Если конец света виден с любого места, это значит, что пространство как таковое отменено. Таким образом, конец наступит из-за того, что время отделится от пространства в том смысле, что повсюду в мире пространство разрушится. И везде останется только беззвучное время, освобождённое от пространства.
— Предположим, — ответила она через силу. На лбу у неё виднелся след от летней шляпы.

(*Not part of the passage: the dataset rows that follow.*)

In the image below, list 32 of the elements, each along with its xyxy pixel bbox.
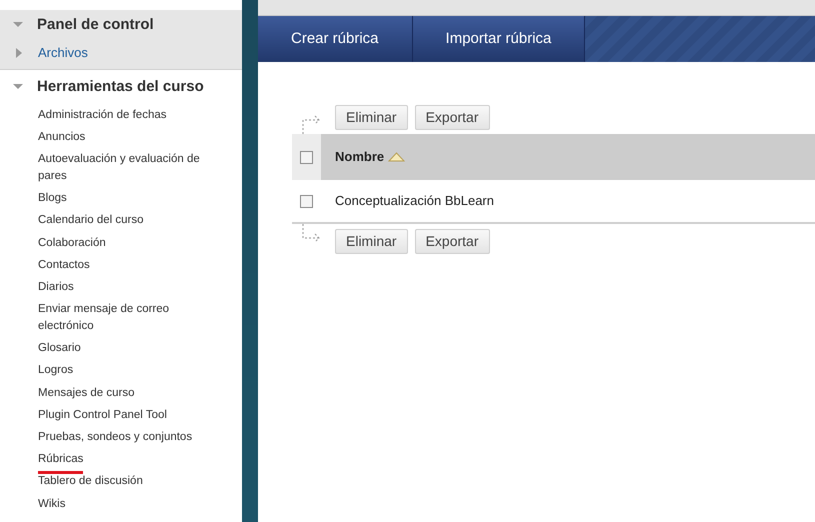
sidebar-item[interactable]: Administración de fechas [38,104,166,126]
checkbox[interactable] [300,150,313,164]
toolbar-button[interactable]: Importar rúbrica [412,16,586,62]
toolbar-button[interactable]: Crear rúbrica [258,16,413,62]
sidebar-item[interactable]: Rúbricas [38,448,84,474]
sidebar-item[interactable]: Diarios [38,276,74,298]
sidebar-item[interactable]: Pruebas, sondeos y conjuntos [38,426,192,449]
action-button[interactable]: Exportar [414,104,490,130]
collapse-triangle-icon[interactable] [13,20,23,30]
action-button[interactable]: Eliminar [335,104,408,130]
section-heading[interactable]: Panel de control [37,14,154,36]
sidebar-item[interactable]: Colaboración [38,232,106,254]
collapse-triangle-icon[interactable] [13,82,23,92]
sidebar-link[interactable]: Archivos [38,43,88,63]
expand-triangle-icon[interactable] [14,48,24,58]
checkbox[interactable] [300,194,313,208]
sidebar-item[interactable]: Wikis [38,493,66,516]
sidebar-item[interactable]: Logros [38,360,74,382]
sidebar-item[interactable]: Glosario [38,338,81,360]
action-button[interactable]: Eliminar [335,228,408,254]
sidebar-item[interactable]: Autoevaluación y evaluación de pares [38,148,222,188]
sidebar-item[interactable]: Mensajes de curso [38,382,135,404]
sidebar-item[interactable]: Blogs [38,188,67,210]
action-button[interactable]: Exportar [414,228,490,254]
sidebar-item[interactable]: Anuncios [38,126,86,148]
section-heading[interactable]: Herramientas del curso [37,76,204,98]
table-cell[interactable]: Conceptualización BbLearn [321,191,494,211]
column-header[interactable]: Nombre [321,134,406,180]
sidebar-item[interactable]: Calendario del curso [38,210,144,232]
sidebar-item[interactable]: Contactos [38,254,90,276]
sidebar-item[interactable]: Enviar mensaje de correo electrónico [38,298,222,338]
sidebar-item[interactable]: Plugin Control Panel Tool [38,404,167,426]
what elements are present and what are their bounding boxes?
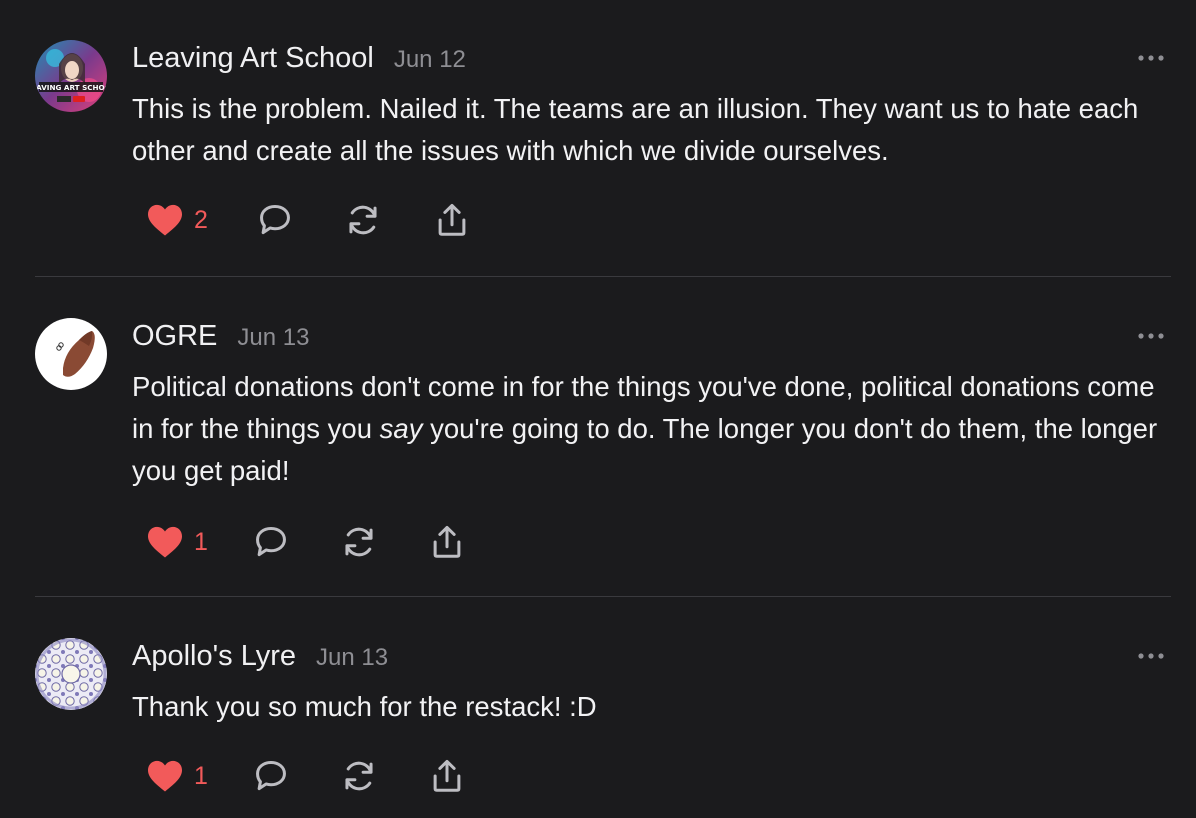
restack-button[interactable]	[344, 200, 382, 240]
like-count: 2	[194, 205, 208, 234]
comment-text-part: Thank you so much for the restack! :D	[132, 691, 597, 722]
restack-button[interactable]	[340, 522, 378, 562]
comment-button[interactable]	[252, 756, 290, 796]
comment-text: Political donations don't come in for th…	[132, 366, 1177, 492]
comment-text: This is the problem. Nailed it. The team…	[132, 88, 1177, 172]
comment-button[interactable]	[256, 200, 294, 240]
restack-button[interactable]	[340, 756, 378, 796]
comment-header: Apollo's Lyre Jun 13	[132, 640, 388, 680]
heart-icon	[148, 760, 182, 792]
like-count: 1	[194, 761, 208, 790]
author-name[interactable]: OGRE	[132, 320, 217, 353]
share-button[interactable]	[428, 756, 466, 796]
heart-icon	[148, 526, 182, 558]
comment-date[interactable]: Jun 12	[394, 46, 466, 74]
share-button[interactable]	[428, 522, 466, 562]
more-dots-icon[interactable]	[1134, 326, 1168, 346]
comment-button[interactable]	[252, 522, 290, 562]
heart-icon	[148, 204, 182, 236]
comment-text-emphasis: say	[379, 413, 423, 444]
avatar-logo-text: LEAVING ART SCHOOL	[35, 83, 107, 92]
like-button[interactable]: 1	[146, 522, 208, 562]
more-dots-icon[interactable]	[1134, 48, 1168, 68]
speech-bubble-icon	[256, 761, 286, 791]
restack-arrows-icon	[349, 205, 377, 235]
comment-text: Thank you so much for the restack! :D	[132, 686, 1177, 728]
share-icon	[438, 203, 466, 236]
divider	[35, 276, 1171, 277]
like-button[interactable]: 1	[146, 756, 208, 796]
avatar[interactable]	[35, 638, 107, 710]
comment-header: Leaving Art School Jun 12	[132, 42, 466, 82]
speech-bubble-icon	[260, 205, 290, 235]
more-dots-icon[interactable]	[1134, 646, 1168, 666]
speech-bubble-icon	[256, 527, 286, 557]
like-count: 1	[194, 527, 208, 556]
restack-arrows-icon	[345, 761, 373, 791]
avatar[interactable]	[35, 318, 107, 390]
like-button[interactable]: 2	[146, 200, 208, 240]
comment-date[interactable]: Jun 13	[316, 644, 388, 672]
comment-date[interactable]: Jun 13	[237, 324, 309, 352]
comment-header: OGRE Jun 13	[132, 320, 309, 360]
share-button[interactable]	[433, 200, 471, 240]
author-name[interactable]: Apollo's Lyre	[132, 640, 296, 673]
divider	[35, 596, 1171, 597]
author-name[interactable]: Leaving Art School	[132, 42, 374, 75]
comment-text-part: This is the problem. Nailed it. The team…	[132, 93, 1139, 166]
avatar[interactable]: LEAVING ART SCHOOL	[35, 40, 107, 112]
restack-arrows-icon	[345, 527, 373, 557]
share-icon	[433, 525, 461, 558]
share-icon	[433, 759, 461, 792]
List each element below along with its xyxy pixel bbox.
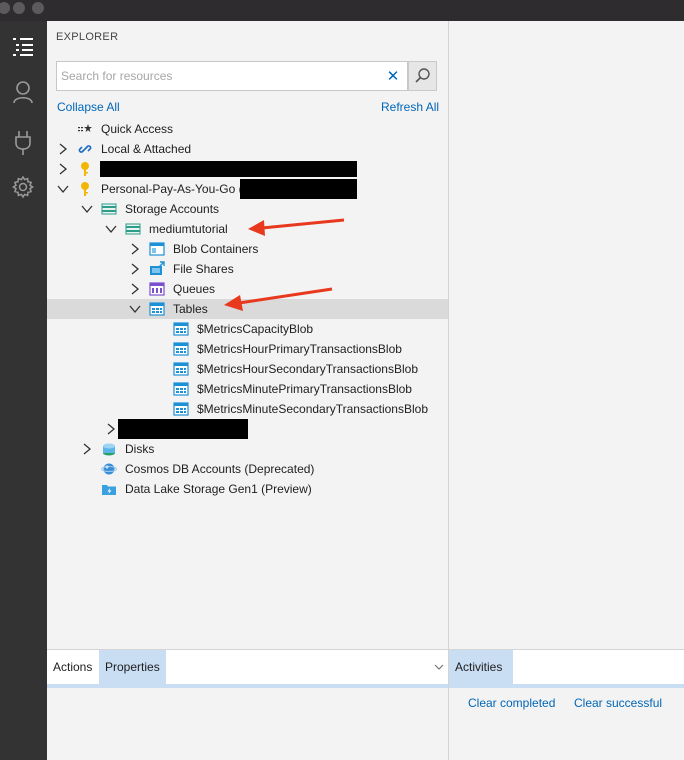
account-icon[interactable] <box>9 78 37 106</box>
disk-icon <box>101 441 117 457</box>
tree-label: Quick Access <box>101 122 174 136</box>
tree-item-data-lake[interactable]: Data Lake Storage Gen1 (Preview) <box>47 479 448 499</box>
chevron-down-icon[interactable] <box>56 182 70 196</box>
table-icon <box>173 321 189 337</box>
tree-item-storage-accounts[interactable]: Storage Accounts <box>47 199 448 219</box>
tree-label: mediumtutorial <box>149 222 228 236</box>
activity-bar <box>0 21 47 760</box>
search-icon <box>414 68 430 83</box>
search-button[interactable] <box>408 61 437 91</box>
tree-label: Data Lake Storage Gen1 (Preview) <box>125 482 312 496</box>
chevron-right-icon[interactable] <box>128 282 142 296</box>
tree-item-disks[interactable]: Disks <box>47 439 448 459</box>
tree-item-table[interactable]: $MetricsMinutePrimaryTransactionsBlob <box>47 379 448 399</box>
chevron-right-icon[interactable] <box>56 162 70 176</box>
key-icon <box>77 161 93 177</box>
activities-tab-strip: Activities <box>449 650 684 684</box>
minimize-window-button[interactable] <box>13 2 25 14</box>
tree-label: $MetricsCapacityBlob <box>197 322 314 336</box>
cosmos-db-icon <box>101 461 117 477</box>
quick-access-icon <box>77 121 93 137</box>
tab-actions[interactable]: Actions <box>47 650 98 684</box>
tree-item-redacted-subscription[interactable] <box>47 159 448 179</box>
tab-properties[interactable]: Properties <box>99 650 166 684</box>
storage-account-icon <box>101 201 117 217</box>
chevron-right-icon[interactable] <box>128 242 142 256</box>
settings-gear-icon[interactable] <box>9 173 37 201</box>
bottom-panel-right: Activities Clear completed Clear success… <box>448 649 684 760</box>
table-icon <box>149 301 165 317</box>
clear-completed-link[interactable]: Clear completed <box>468 696 555 710</box>
tree-label: Local & Attached <box>101 142 192 156</box>
table-icon <box>173 361 189 377</box>
chevron-right-icon[interactable] <box>56 142 70 156</box>
tree-label: Blob Containers <box>173 242 259 256</box>
tree-item-quick-access[interactable]: Quick Access <box>47 119 448 139</box>
tree-item-subscription[interactable]: Personal-Pay-As-You-Go ( <box>47 179 448 199</box>
tab-underline <box>47 684 448 688</box>
blob-container-icon <box>149 241 165 257</box>
activities-column <box>448 21 684 649</box>
plug-icon[interactable] <box>9 129 37 157</box>
tree-label: Personal-Pay-As-You-Go ( <box>101 182 243 196</box>
search-input[interactable] <box>61 68 371 84</box>
key-icon <box>77 181 93 197</box>
tree-item-redacted-account[interactable] <box>47 419 448 439</box>
tree-label: Tables <box>173 302 208 316</box>
chevron-right-icon[interactable] <box>80 442 94 456</box>
tree-item-queues[interactable]: Queues <box>47 279 448 299</box>
explorer-title: EXPLORER <box>56 31 119 43</box>
tree-label: $MetricsMinutePrimaryTransactionsBlob <box>197 382 412 396</box>
refresh-all-link[interactable]: Refresh All <box>381 100 439 114</box>
tree-item-storage-account[interactable]: mediumtutorial <box>47 219 448 239</box>
tree-label: Disks <box>125 442 155 456</box>
table-icon <box>173 381 189 397</box>
tree-label: Queues <box>173 282 216 296</box>
tab-activities[interactable]: Activities <box>449 650 514 684</box>
tree-item-local-attached[interactable]: Local & Attached <box>47 139 448 159</box>
chevron-right-icon[interactable] <box>128 262 142 276</box>
tree-item-blob-containers[interactable]: Blob Containers <box>47 239 448 259</box>
tree-item-table[interactable]: $MetricsMinuteSecondaryTransactionsBlob <box>47 399 448 419</box>
table-icon <box>173 401 189 417</box>
tree-item-tables[interactable]: Tables <box>47 299 448 319</box>
file-share-icon <box>149 261 165 277</box>
collapse-all-link[interactable]: Collapse All <box>57 100 120 114</box>
tree-label: File Shares <box>173 262 234 276</box>
tree-label: $MetricsHourPrimaryTransactionsBlob <box>197 342 402 356</box>
explorer-icon[interactable] <box>9 33 37 61</box>
close-window-button[interactable] <box>0 2 10 14</box>
chevron-down-icon[interactable] <box>128 302 142 316</box>
redacted-block <box>118 419 248 439</box>
tree-label: Storage Accounts <box>125 202 220 216</box>
chevron-right-icon[interactable] <box>104 422 118 436</box>
chevron-down-icon[interactable] <box>433 661 445 673</box>
tree-item-table[interactable]: $MetricsHourPrimaryTransactionsBlob <box>47 339 448 359</box>
tree-item-table[interactable]: $MetricsHourSecondaryTransactionsBlob <box>47 359 448 379</box>
queue-icon <box>149 281 165 297</box>
data-lake-icon <box>101 481 117 497</box>
tree-item-file-shares[interactable]: File Shares <box>47 259 448 279</box>
tree-label: Cosmos DB Accounts (Deprecated) <box>125 462 315 476</box>
explorer-panel: EXPLORER ✕ Collapse All Refresh All Quic… <box>47 21 448 649</box>
window-titlebar <box>0 0 684 21</box>
bottom-panel-left: Actions Properties <box>47 649 448 760</box>
tree-label: $MetricsHourSecondaryTransactionsBlob <box>197 362 418 376</box>
storage-account-icon <box>125 221 141 237</box>
search-box: ✕ <box>56 61 408 91</box>
tree-item-table[interactable]: $MetricsCapacityBlob <box>47 319 448 339</box>
tab-underline <box>449 684 684 688</box>
table-icon <box>173 341 189 357</box>
zoom-window-button[interactable] <box>32 2 44 14</box>
redacted-block <box>100 161 357 177</box>
tree-item-cosmos-db[interactable]: Cosmos DB Accounts (Deprecated) <box>47 459 448 479</box>
tree-label: $MetricsMinuteSecondaryTransactionsBlob <box>197 402 428 416</box>
link-icon <box>77 141 93 157</box>
redacted-block <box>240 179 357 199</box>
bottom-tab-strip: Actions Properties <box>47 650 448 684</box>
clear-search-icon[interactable]: ✕ <box>385 69 401 85</box>
chevron-down-icon[interactable] <box>80 202 94 216</box>
clear-successful-link[interactable]: Clear successful <box>574 696 662 710</box>
chevron-down-icon[interactable] <box>104 222 118 236</box>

— Видишь ли, я так не думаю. В древнем Ханаане, недалеко от храма, находился круглый жертвенник с сиденьями вокруг него. Они предназначались для наблюдения за концом света. Считалось, что отсюда лучше всего можно будет увидеть судный день. Так что люди тогда ожидали конца света в одной-единственной точке. И для них он был бы только концом времени, но вовсе не пространства. Потому что если конец света виден в одной-единственной точке, это означает, что в данном случае и в данном месте отменено именно время. Это и есть конец света. Пространство освобождается от времени.
— Я хотела услышать о любви, а ты о конце света.
— Но я и говорю о любви. В сердце не существует пространства, в душе не существует времени…
***
Дни текли медленно, а ночи быстро седели. В пятницу, вместо того чтобы поститься, мы двадцать четыре часа молчали. Однажды утром, как раз в тот день, когда мы собирались обратно в Париж, я купил ей крохотную женскую трубку из глины. Ни в то лето, ни когда-либо позже она не сказала мне ни слова о том, что ей известно, на каком факультете я учусь на самом деле. Она просто тайком сунула зачётку на полку с моими книгами.
Зимой, в Париже, она готовилась к заключительному экзамену и, когда я снова предложил ей готовиться вместе, согласилась, не сказав ни слова. Так же как и раньше, мы занимались каждый день с девяти утра до завтрака, а затем до полудня, правда, теперь она больше не обращала внимания на то, усваиваю я предмет или нет, и делала вид, что не знает, где я действительно учусь. После этого я задерживался ещё на полчаса, которые мы проводили не с книгами, а только друг с другом, бросившись в её удобную мягкую кровать.